We may never know whether Seung Hui Cho had a mental illness such as bipolar disorder, schizophrenia or major depression, or whether his wrath was an episodic outburst committed by a sociopath. These psychiatric distinctions are important; the most prevalent mental illnesses are not caused by bad upbringings, bullying or immoral behavior but are considered by the National Institute of Mental Health to be brain "sicknesses" that can affect nearly anyone. Sadly, these differences will not matter to many Americans: Because of Cho's vengeful video rants, his has unfortunately become the de facto face of mental illness.
Cho, of course, is not representative of Americans who have had diagnoses of mental illness. Some more familiar faces include CBS journalist Mike Wallace, actress Patty Duke, Rep. Patrick J. Kennedy (D-R.I.), and writers such as William Styron and Kurt Vonnegut. Most Americans with mental health problems are simply ordinary people dealing with what can be extremely difficult and cruel disorders.
For many years, concerned parents, relatives, friends, psychiatrists and even government officials have tried to help people with mental disorders by finding ways to effectively treat their illnesses. They have learned that the best teachers are often those who have struggled personally with mental health problems and have found ways to recover.

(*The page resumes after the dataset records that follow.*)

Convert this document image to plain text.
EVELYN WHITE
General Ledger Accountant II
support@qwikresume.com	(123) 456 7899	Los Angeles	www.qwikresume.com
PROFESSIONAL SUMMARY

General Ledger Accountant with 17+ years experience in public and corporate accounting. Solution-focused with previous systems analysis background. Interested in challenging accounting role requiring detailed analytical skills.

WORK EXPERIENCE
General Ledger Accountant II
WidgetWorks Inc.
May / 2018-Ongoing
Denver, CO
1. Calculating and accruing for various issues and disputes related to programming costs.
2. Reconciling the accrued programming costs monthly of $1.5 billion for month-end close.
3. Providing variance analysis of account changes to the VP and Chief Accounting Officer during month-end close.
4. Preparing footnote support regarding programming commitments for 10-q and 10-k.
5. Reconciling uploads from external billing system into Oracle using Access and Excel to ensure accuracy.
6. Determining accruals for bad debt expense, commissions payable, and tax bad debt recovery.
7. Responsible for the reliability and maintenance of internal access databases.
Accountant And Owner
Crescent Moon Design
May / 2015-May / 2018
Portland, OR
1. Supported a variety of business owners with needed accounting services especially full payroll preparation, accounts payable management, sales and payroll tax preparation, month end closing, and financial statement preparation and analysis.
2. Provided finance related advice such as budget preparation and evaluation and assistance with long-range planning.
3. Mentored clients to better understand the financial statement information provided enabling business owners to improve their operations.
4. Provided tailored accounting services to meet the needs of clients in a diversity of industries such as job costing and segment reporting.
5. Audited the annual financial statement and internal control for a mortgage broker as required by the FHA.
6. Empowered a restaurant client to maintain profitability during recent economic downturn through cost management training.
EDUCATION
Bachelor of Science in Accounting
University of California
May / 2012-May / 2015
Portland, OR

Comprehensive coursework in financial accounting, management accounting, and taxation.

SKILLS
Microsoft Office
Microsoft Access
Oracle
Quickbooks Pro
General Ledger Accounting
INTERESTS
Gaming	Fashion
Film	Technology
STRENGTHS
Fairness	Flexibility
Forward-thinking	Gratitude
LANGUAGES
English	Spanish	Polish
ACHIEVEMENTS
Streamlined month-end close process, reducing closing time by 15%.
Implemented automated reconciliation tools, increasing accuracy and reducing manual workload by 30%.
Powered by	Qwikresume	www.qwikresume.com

In not appointing a panel member who has publicly struggled with a debilitating mental illness, Kaine has missed an opportunity to remind the nation that Cho and his actions do not accurately reflect the millions of Americans who have brain disorders. Naming such a person would help reduce fears about people with mental illnesses at a time when Cho's psychosis-fueled executions have increased stigma.

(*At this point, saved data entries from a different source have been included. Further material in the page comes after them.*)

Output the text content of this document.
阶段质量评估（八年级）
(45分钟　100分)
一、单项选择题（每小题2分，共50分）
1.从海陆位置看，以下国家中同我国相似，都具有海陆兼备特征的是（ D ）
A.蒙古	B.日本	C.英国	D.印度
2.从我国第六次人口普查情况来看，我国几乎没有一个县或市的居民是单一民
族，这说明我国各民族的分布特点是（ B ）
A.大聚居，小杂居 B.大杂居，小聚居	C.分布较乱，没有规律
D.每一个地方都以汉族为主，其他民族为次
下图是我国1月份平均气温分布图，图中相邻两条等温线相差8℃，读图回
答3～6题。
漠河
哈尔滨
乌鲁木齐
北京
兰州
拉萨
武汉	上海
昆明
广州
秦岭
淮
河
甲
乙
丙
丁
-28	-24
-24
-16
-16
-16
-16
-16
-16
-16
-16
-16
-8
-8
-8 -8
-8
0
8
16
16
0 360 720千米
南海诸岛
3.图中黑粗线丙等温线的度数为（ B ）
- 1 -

Just as important, someone who has experienced the isolation and self-loathing that often accompany depression and serious mental disorders would be in a better position than others to recognize, understand and explain why someone such as Cho may have avoided seeking and receiving help before it was too late.
Because the public tends to see a mentally ill person only when the person is clearly psychotic or has been abandoned on our streets, the suggestion of having a person with a mental illness on the investigative panel may strike some as odd. But that reaction reflects the stigma and prejudice that need to be squelched.

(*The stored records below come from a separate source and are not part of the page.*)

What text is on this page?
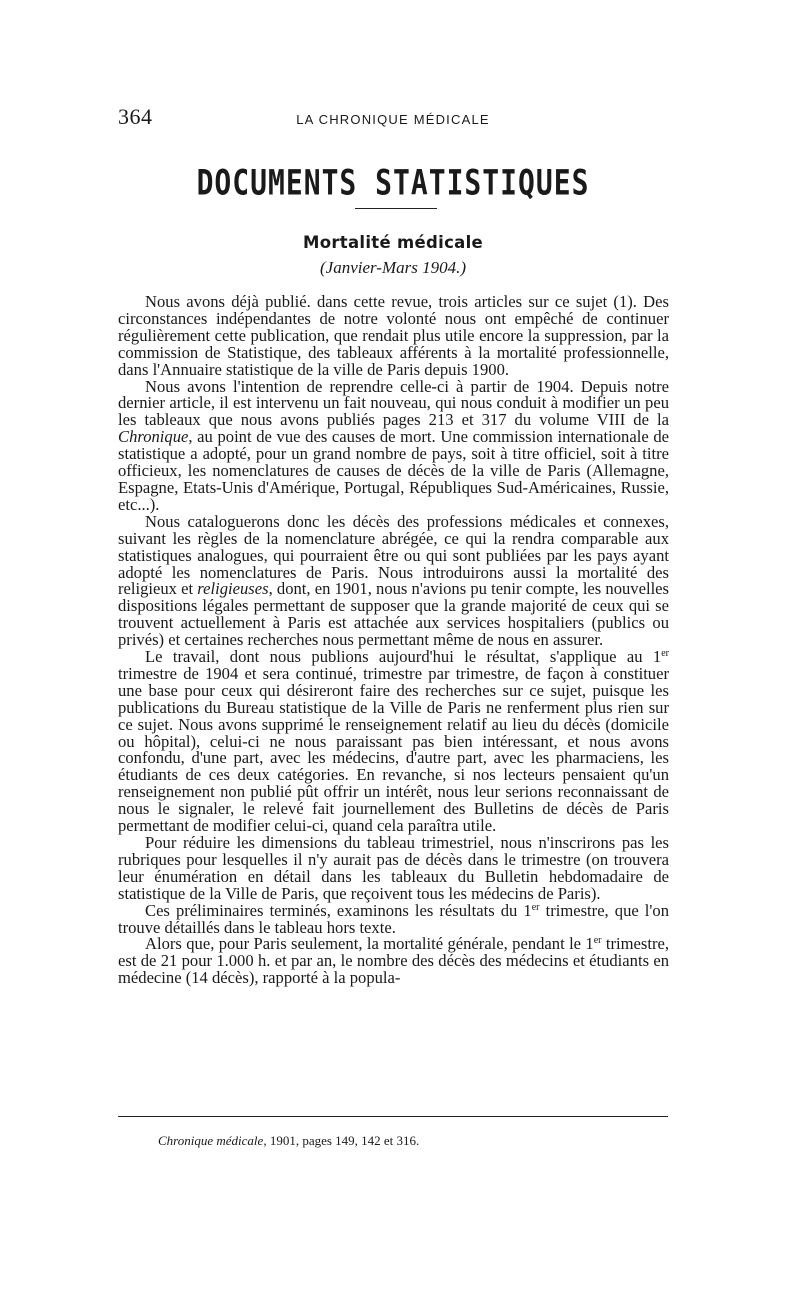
364	LA CHRONIQUE MÉDICALE
DOCUMENTS STATISTIQUES
Mortalité médicale
(Janvier-Mars 1904.)

Nous avons déjà publié. dans cette revue, trois articles sur ce sujet (1). Des circonstances indépendantes de notre volonté nous ont empêché de continuer régulièrement cette publication, que rendait plus utile encore la suppression, par la commission de Statistique, des tableaux afférents à la mortalité professionnelle, dans l'Annuaire statistique de la ville de Paris depuis 1900.

Nous avons l'intention de reprendre celle-ci à partir de 1904. Depuis notre dernier article, il est intervenu un fait nouveau, qui nous conduit à modifier un peu les tableaux que nous avons publiés pages 213 et 317 du volume VIII de la Chronique, au point de vue des causes de mort. Une commission internationale de statistique a adopté, pour un grand nombre de pays, soit à titre officiel, soit à titre officieux, les nomenclatures de causes de décès de la ville de Paris (Allemagne, Espagne, Etats-Unis d'Amérique, Portugal, Républiques Sud-Américaines, Russie, etc...).

Nous cataloguerons donc les décès des professions médicales et connexes, suivant les règles de la nomenclature abrégée, ce qui la rendra comparable aux statistiques analogues, qui pourraient être ou qui sont publiées par les pays ayant adopté les nomenclatures de Paris. Nous introduirons aussi la mortalité des religieux et religieuses, dont, en 1901, nous n'avions pu tenir compte, les nouvelles dispositions légales permettant de supposer que la grande majorité de ceux qui se trouvent actuellement à Paris est attachée aux services hospitaliers (publics ou privés) et certaines recherches nous permettant même de nous en assurer.

Le travail, dont nous publions aujourd'hui le résultat, s'applique au 1er trimestre de 1904 et sera continué, trimestre par trimestre, de façon à constituer une base pour ceux qui désireront faire des recherches sur ce sujet, puisque les publications du Bureau statistique de la Ville de Paris ne renferment plus rien sur ce sujet. Nous avons supprimé le renseignement relatif au lieu du décès (domicile ou hôpital), celui-ci ne nous paraissant pas bien intéressant, et nous avons confondu, d'une part, avec les médecins, d'autre part, avec les pharmaciens, les étudiants de ces deux catégories. En revanche, si nos lecteurs pensaient qu'un renseignement non publié pût offrir un intérêt, nous leur serions reconnaissant de nous le signaler, le relevé fait journellement des Bulletins de décès de Paris permettant de modifier celui-ci, quand cela paraîtra utile.

Pour réduire les dimensions du tableau trimestriel, nous n'inscrirons pas les rubriques pour lesquelles il n'y aurait pas de décès dans le trimestre (on trouvera leur énumération en détail dans les tableaux du Bulletin hebdomadaire de statistique de la Ville de Paris, que reçoivent tous les médecins de Paris).

Ces préliminaires terminés, examinons les résultats du 1er trimestre, que l'on trouve détaillés dans le tableau hors texte.

Alors que, pour Paris seulement, la mortalité générale, pendant le 1er trimestre, est de 21 pour 1.000 h. et par an, le nombre des décès des médecins et étudiants en médecine (14 décès), rapporté à la popula-

Chronique médicale, 1901, pages 149, 142 et 316.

Kaine would be wise to invite onto the panel someone who understands firsthand what it is like to be tormented by a mental disorder. Kay Redfield Jamison, author of "An Unquiet Mind" and a professor of psychiatry at Johns Hopkins University, is regarded as one of the nation's leading experts on bipolar disorder -- an illness that she knows intimately because she has it. She or other experts would be familiar with what barriers persons who have mental disorders see when it comes to getting help and what helped them overcome their illnesses -- from their own perspective when they were racing along the edge of madness.
Pete Earley is the father of an adult son who has a mental illness. His book "Crazy: A Father's Search Through America's Mental Health Madness" was a finalist for the 2007 Pulitzer Prize in nonfiction.